The GOVERNMENT continues to register many positives in its implementation of infrastructure development projects across the country, much to the chagrin of the pessimists.

Major ongoing projects include construction of Harare-Masvingo-Beitbridge highway, upgrading of Beitbridge border post, upgrading of Robert Gabriel Mugabe International Airport, construction of Lake Gwayi-Shangani, construction of a pipeline from Gwayi-Shangani Lake to Bulawayo and construction of the Kunzvi Dam among others.

Robert Gabriel Mugabe International Airport

Local industry is excited about the implementation of the massive infrastructure development projects in various sectors of the economy, which have enabled local businesses to reap huge benefits from government contracts.

The Treasury has allocated $156.4 billion to support infrastructure projects this year alone.

Most projects are implemented by local companies who also source most building materials locally.

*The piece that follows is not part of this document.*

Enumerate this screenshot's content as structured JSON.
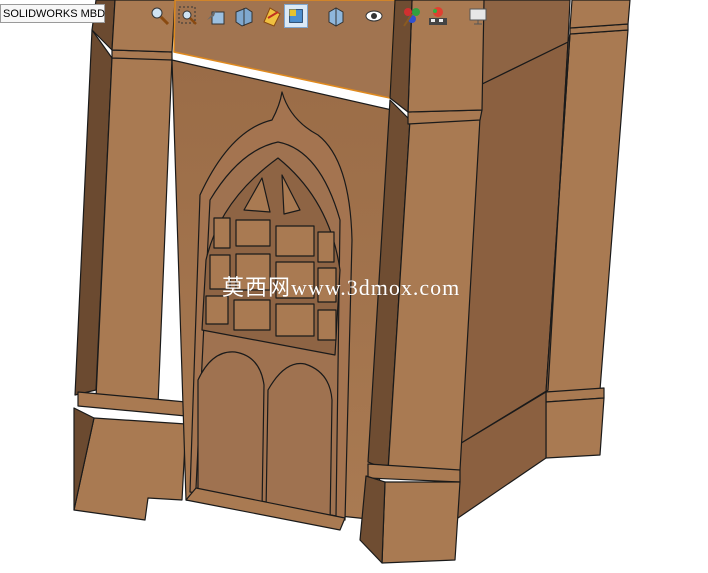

The Confederation of Zimbabwe Industries (CZI) says it is excited about the construction boom which has seen local businesses reap huge profits.

Chairman of the Parliamentary Budget, Finance and Economic Development Portfolio Committee, Dr Matthew Nyashanu, whose committee last week visited some of the projects implemented in Matabeleland, said the government was keeping its promise to Readership.

The government has declared that it will ensure that no one and no place is left behind in its development effort.

Under the Second Republic, the problem of certain areas that complained of being marginalized is now a thing of the past as development projects are implemented across the country.

The government spends heavily on roads, dams, housing and other infrastructure projects that transform people’s lives.

Local companies undertake most of the projects while others supply the necessary building materials.

What is encouraging and pleasing to note is that local companies have demonstrated that they have the capacity to undertake most major infrastructure projects, thus responding to the development philosophy of the country — Ilizwe lakhiwa ngabaninilo ( Nyika inovakwa nevene vayo).

The nation has moved from simply mourning illegal sanctions to using its own resources to develop and improve people’s lives.

This approach must be supported by all citizens as we strive to achieve an upper-middle-income economy by 2030 despite illegal sanctions.

The Second Republic has gone out of its way to engage enemies and friends regionally and internationally and for reasons best known to them, some countries have chosen to maintain the illegal sanctions.